LNF

SIDDHARTA-2 — The apparatus


1. The target cell

 

The SIDDHARTA-2 experimental target is a cylindrical cell having 144 mm diameter and 125 mm in height. The walls are made of a two-kapton layers 150 μm thick, placed on an high purity aluminium support [1,2]. The cell is filled with the target gas. A closed-cycle helium cooling system keeps the target cell at low temperatures up to 25 K, thus ensuring to aim a gas density which maximize the number of Kstopped in the target, and avoid the Stark mixing effect. The Stark effect mixes the kaonic atom states when the kaonic atom is crossing the Coulomb field of other target atoms [3]. Such effect increases the probability of nuclear absorption before that the K reaches the 1s atomic level, thus decreasing the number of 2p→1s transitions performed by the K in the target atom. Low densities avoid the Stark mixing effect, but also the number kaons stopped in the target.
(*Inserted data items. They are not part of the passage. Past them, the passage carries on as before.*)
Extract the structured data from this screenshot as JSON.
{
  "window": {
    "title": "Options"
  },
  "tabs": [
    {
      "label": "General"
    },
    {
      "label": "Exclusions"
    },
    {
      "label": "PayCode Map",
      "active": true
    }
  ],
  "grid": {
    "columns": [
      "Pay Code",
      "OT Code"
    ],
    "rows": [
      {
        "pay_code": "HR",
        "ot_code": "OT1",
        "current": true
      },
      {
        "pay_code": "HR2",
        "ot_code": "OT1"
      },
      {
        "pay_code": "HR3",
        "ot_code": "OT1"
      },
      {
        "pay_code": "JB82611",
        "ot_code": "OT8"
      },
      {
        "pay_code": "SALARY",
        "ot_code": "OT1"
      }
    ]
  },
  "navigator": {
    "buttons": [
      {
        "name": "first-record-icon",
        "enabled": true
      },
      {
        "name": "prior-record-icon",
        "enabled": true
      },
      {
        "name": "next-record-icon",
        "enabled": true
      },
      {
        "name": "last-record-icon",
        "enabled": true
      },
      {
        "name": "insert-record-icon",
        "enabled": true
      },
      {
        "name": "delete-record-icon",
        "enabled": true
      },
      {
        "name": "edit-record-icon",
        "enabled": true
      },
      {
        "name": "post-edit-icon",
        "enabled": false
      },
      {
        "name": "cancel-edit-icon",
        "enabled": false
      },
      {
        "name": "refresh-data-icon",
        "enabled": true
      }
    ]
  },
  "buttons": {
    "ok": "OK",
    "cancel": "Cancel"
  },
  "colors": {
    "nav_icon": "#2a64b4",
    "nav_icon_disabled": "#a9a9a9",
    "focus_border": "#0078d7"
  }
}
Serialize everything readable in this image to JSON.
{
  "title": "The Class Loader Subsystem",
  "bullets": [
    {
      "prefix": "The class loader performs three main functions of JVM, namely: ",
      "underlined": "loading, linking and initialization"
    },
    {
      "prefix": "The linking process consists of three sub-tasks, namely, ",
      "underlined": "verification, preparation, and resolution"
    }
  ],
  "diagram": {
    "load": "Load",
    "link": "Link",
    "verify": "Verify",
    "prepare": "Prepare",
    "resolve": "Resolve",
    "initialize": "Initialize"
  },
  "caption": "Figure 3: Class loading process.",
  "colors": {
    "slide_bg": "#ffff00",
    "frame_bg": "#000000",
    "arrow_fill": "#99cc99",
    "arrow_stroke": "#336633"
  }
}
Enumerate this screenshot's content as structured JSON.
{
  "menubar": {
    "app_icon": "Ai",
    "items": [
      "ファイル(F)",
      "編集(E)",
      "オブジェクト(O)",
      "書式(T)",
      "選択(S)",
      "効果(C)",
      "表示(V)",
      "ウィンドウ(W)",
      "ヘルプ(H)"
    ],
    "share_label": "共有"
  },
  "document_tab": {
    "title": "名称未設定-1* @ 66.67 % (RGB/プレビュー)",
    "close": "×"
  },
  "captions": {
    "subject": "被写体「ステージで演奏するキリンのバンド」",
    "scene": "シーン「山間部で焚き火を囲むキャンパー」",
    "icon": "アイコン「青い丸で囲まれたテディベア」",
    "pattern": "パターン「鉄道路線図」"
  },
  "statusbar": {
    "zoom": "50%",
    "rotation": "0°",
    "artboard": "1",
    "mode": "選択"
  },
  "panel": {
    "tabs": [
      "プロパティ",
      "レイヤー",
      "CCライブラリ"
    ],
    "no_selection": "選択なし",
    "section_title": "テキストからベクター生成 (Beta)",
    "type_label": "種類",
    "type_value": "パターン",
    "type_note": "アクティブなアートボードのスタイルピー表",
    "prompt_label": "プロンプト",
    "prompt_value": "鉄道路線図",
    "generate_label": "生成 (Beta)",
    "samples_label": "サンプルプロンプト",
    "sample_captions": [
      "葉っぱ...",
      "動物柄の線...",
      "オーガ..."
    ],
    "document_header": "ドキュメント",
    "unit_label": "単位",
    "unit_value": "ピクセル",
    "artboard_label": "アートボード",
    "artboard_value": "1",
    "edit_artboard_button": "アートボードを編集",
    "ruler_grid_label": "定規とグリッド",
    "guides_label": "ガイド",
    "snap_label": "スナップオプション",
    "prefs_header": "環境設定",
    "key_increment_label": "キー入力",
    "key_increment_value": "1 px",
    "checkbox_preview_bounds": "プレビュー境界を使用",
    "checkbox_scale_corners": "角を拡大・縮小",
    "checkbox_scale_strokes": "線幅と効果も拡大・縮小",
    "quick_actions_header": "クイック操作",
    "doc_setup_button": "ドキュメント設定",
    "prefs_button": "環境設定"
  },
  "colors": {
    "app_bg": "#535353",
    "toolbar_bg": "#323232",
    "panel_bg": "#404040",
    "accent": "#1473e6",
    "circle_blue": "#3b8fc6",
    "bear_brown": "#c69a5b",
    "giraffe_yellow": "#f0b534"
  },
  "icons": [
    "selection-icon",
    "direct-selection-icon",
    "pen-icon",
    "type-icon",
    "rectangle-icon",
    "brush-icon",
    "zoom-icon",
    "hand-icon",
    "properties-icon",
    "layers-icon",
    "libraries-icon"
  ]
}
The cooling system is crucial to get the best deuterium density condition for the measurement. The target cell is placed inside a vacuum chamber evacuated below a pressure of 10-5 mbar to favor the cooling of the target cell and of the surrounding Silicon Drift Detectors (SDDs) whose aim is the measurement of the kaonic atoms x-ray transitions. The vacuum chamber is placed just above the Interaction Point of the DAΦNE collider, at the National Laboratories of Frascati (LNF-INFN), in Italy. The monochromatic, low-energy K produced by the DAΦNE collider are degraded and then stopped in the target cell, favoring the formation of target kaonic atoms.